Recently, spiking neural networks (SNNs) have demonstrated substantial potential in computer vision tasks. In this paper, we present an Efficient Spiking Deraining Network, called ESDNet. Our work is motivated by the observation that rain pixel values will lead to a more pronounced intensity of spike signals in SNNs. However, directly applying deep SNNs to image deraining task still remains a significant challenge. This is attributed to the information loss and training difficulties that arise from discrete binary activation and complex spatio-temporal dynamics. To this end, we develop a spiking residual block to convert the input into spike signals, then adaptively optimize the membrane potential by introducing attention weights to adjust spike responses in a data-driven manner, alleviating information loss caused by discrete binary activation. By this way, our ESDNet can effectively detect and analyze the characteristics of rain streaks by learning their fluctuations. This also enables better guidance for the deraining process and facilitates high-quality image reconstruction. Instead of relying on the ANN-SNN conversion strategy, we introduce a gradient proxy strategy to directly train the model for overcoming the challenge of training. Experimental results show that our approach gains comparable performance against ANN-based methods while reducing energy consumption by 54%. The code source is available at https://github.com/MingTian99/ESDNet.

Figures (5)

• Figure 1: Model parameters and performance comparison between our proposed ESDNet and other deraining methods on the Rain200L dataset. The circle sizes represent the FLOPs of the various methods. The results show that the proposed method obtains a superior balance between model complexity and deraining performance.

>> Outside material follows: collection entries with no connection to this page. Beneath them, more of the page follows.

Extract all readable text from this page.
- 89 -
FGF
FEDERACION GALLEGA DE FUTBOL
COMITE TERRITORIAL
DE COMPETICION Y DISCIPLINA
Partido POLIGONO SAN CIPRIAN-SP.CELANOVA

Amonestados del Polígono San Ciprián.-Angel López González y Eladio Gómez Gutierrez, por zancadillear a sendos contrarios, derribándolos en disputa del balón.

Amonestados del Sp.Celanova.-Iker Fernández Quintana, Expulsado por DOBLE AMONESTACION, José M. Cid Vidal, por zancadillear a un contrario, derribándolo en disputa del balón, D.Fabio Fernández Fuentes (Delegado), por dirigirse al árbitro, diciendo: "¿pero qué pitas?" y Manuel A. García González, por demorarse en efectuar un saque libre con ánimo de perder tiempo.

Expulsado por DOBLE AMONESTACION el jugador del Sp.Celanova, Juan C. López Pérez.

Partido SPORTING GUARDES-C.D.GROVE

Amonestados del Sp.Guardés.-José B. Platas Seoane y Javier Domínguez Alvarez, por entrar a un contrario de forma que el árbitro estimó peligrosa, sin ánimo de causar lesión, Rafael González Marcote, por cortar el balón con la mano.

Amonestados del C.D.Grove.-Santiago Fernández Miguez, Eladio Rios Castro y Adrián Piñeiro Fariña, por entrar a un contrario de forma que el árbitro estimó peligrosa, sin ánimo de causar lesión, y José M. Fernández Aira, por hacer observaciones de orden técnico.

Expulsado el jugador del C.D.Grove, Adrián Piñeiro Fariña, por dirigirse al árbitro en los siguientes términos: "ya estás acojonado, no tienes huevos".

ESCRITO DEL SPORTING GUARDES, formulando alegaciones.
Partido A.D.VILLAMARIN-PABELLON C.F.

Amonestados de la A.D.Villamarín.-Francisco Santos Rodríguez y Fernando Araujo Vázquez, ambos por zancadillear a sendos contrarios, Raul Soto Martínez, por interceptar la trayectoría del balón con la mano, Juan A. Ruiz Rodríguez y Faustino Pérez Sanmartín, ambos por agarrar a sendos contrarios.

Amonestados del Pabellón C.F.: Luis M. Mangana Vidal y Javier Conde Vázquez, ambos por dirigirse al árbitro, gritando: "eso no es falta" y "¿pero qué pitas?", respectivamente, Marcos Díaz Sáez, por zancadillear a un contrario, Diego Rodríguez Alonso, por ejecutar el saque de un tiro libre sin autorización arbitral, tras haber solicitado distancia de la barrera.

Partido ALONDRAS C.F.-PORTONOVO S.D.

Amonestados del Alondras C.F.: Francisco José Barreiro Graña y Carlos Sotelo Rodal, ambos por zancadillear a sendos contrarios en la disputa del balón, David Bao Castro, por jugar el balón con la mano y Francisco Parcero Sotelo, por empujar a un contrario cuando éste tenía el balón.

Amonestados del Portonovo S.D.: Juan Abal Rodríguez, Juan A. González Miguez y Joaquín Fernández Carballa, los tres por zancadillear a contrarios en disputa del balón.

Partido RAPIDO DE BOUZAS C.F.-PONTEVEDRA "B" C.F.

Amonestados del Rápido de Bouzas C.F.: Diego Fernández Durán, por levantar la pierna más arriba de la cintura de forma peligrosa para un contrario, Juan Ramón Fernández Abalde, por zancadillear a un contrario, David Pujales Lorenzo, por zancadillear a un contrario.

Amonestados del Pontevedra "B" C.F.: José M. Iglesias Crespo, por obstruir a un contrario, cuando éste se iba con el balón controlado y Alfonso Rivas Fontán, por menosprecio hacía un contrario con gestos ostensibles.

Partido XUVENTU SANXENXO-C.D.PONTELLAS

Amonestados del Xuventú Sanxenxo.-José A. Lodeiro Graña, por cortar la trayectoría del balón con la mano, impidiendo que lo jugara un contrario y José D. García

• Figure 2: Visualization of image patch. From the pixel value map, it can be seen that the rain patch is generally higher than the surrounding areas without rain. The neuron voltage map represents the voltage heatmap learned by the LIF model. For the rain patches, the voltage changes of neurons are more drastic. This indicates that neurons are in an active state with a higher spike rate.
• Figure 3: The architecture of the proposed Efficient Spiking Deraining Network (ESDNet), which takes input rainy images and generates output derained images. It mainly contains (1) the Spiking Residual Block (SRB) with Spike Convolution Unit (SCU) and Mixed Attention Unit (MAU), (2) Feature Refinement Block (FRB). $\operatorname{tdBN}$ refers to threshold-dependent batch normalization.
• Figure 4: Visual comparison of the Rain200H dataset. Best viewed by zooming in on the figures on high-resolution displays.
• Figure 5: Visual comparison on the RW-Data. Best viewed by zooming in the figures on high-resolution displays.